Editorial | Horry County shouldn’t shortchange mental health needs
05/31/2013 1:42 PM
05/31/2013 1:43 PM
Mental health care in South Carolina has been a responsibility of government since before the Revolutionary War and the establishment of the United States. The state has z’a rich history of looking out for citizens who have mental health issues,’’ S.C. Department of Mental Health director John H. Magill reminded The Sun News editorial board members recently.
Before 1700, “the Lords Proprietors of South Carolina established that the mentally ill should be cared for at public expense by local governments.’’ That is the initial statement in a department timeline of mental health history.
Today the department, directed by Magill since 2006, operates a comprehensive mental health care system including 42 clinics, four hospitals, three veterans nursing homes and a community nursing home. The veterans nursing homes are unusual -- the only such facilities operated by a mental health agency in the United States. Every night, about 3,500 patients are cared for in some state-supported mental health facility. Compare that to the 1960s when the DMH had an average daily population of more than 6,000 patients.
In the 1960s, mental health care changed dramatically, with a focus on community treatment. In that decade, the federal Community Mental Health Centers Act provided matching federal funds and many mental health centers opened, including the Waccamaw Center for Mental Health in 1967. The Waccamaw Center is one of a network of 17 in the SCDMH. The area center is the largest in the state, 2,901 square miles, and serves Georgetown, Horry and Williamsburg counties. There are clinics in Georgetown, Conway and Kingstree.
The Waccamaw Center also operates mental health programs in many Horry County schools, notwithstanding a loss of financial support from the HCS district. Moreover, Horry County Council ceased its financial support after fiscal year 2009 when Horry County provided $30,000, a decrease from the $48,000 it contributed in 2007.
In contrast, Magill said, Georgetown County’s current financial support is $68,600 and Williamsburg County contributes more than $11,000. Obviously, something is out of sync -- it’s the geographical size of Horry County that makes the Waccamaw Center’s service area the largest.
The budget now in the works for the fiscal year beginning July 1 includes no mental health funding. The Administration Committee has received a request for $150,000 from the Waccamaw Center but has taken no action on the request. The committee could make a recommendation but the full council has the decision.
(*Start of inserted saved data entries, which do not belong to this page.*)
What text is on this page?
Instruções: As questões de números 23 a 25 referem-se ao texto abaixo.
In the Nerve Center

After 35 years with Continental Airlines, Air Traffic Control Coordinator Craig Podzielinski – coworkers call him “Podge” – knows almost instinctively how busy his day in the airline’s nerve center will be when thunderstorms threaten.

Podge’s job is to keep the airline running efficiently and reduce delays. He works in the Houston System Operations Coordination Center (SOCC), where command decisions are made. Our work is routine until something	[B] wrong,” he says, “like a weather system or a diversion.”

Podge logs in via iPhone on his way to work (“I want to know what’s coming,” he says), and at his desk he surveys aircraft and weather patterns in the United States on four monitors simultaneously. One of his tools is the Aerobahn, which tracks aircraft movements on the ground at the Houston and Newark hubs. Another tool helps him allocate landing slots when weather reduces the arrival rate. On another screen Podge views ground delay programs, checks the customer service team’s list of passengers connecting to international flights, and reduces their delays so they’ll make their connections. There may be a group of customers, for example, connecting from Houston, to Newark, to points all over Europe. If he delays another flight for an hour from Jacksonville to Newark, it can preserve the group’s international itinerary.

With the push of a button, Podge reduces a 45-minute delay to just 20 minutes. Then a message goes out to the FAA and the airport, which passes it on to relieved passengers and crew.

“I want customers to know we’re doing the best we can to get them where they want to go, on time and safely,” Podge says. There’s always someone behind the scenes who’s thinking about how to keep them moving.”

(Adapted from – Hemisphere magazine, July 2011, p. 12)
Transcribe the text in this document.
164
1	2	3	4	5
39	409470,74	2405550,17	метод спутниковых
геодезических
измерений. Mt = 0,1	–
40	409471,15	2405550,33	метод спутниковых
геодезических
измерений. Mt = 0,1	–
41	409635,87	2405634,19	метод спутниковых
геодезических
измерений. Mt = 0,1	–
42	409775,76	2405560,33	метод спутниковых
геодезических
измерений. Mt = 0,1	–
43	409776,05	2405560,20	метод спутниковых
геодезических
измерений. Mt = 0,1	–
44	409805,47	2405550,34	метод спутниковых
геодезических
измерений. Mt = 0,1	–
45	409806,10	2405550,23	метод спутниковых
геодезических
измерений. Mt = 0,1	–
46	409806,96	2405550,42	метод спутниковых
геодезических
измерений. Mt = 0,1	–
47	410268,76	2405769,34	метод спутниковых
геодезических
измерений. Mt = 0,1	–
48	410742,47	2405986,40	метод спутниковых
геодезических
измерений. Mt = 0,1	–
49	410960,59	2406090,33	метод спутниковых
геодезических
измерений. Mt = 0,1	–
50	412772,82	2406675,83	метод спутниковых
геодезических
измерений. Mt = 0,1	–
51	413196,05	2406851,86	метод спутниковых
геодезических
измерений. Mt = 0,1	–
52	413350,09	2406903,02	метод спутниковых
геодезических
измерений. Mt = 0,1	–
It’s worth noting that two decades ago, in FY 1993, the Waccamaw Center received $171,000 from the three counties. One of Magill’s points is the need for more financial assistance from counties. Waccamaw Center executive director Ethel B. Bellamy specifically addressed Horry County financial assistance in a talk to the Rotary Club of Little River, urging members to tell County Council members of the need for county funding. She noted that 56 percent of the Waccamaw Center’s $11 million-plus budget is in Horry County.
For the Department of Mental Health, the Recession of 2008 ultimately meant a loss of close to $90 million -- 40 percent of state financial support. With a more healthy state economy, “We’ll nudge back -- but not $90 million,’’ Magill said. State money is $155 million of a total DMH budget of $345 million, with other revenue coming from fees from Medicare and Medicaid, the Department of Veterans Affairs, various grants, school districts and counties.
Mental health care is absolutely vital. Like other medical treatment, mental health care is an investment in a stronger society that ultimately saves other public expenditures that accumulate when people don’t have the care they need. The Horry County Council -- and the HCS board as well -- should restore mental health funding.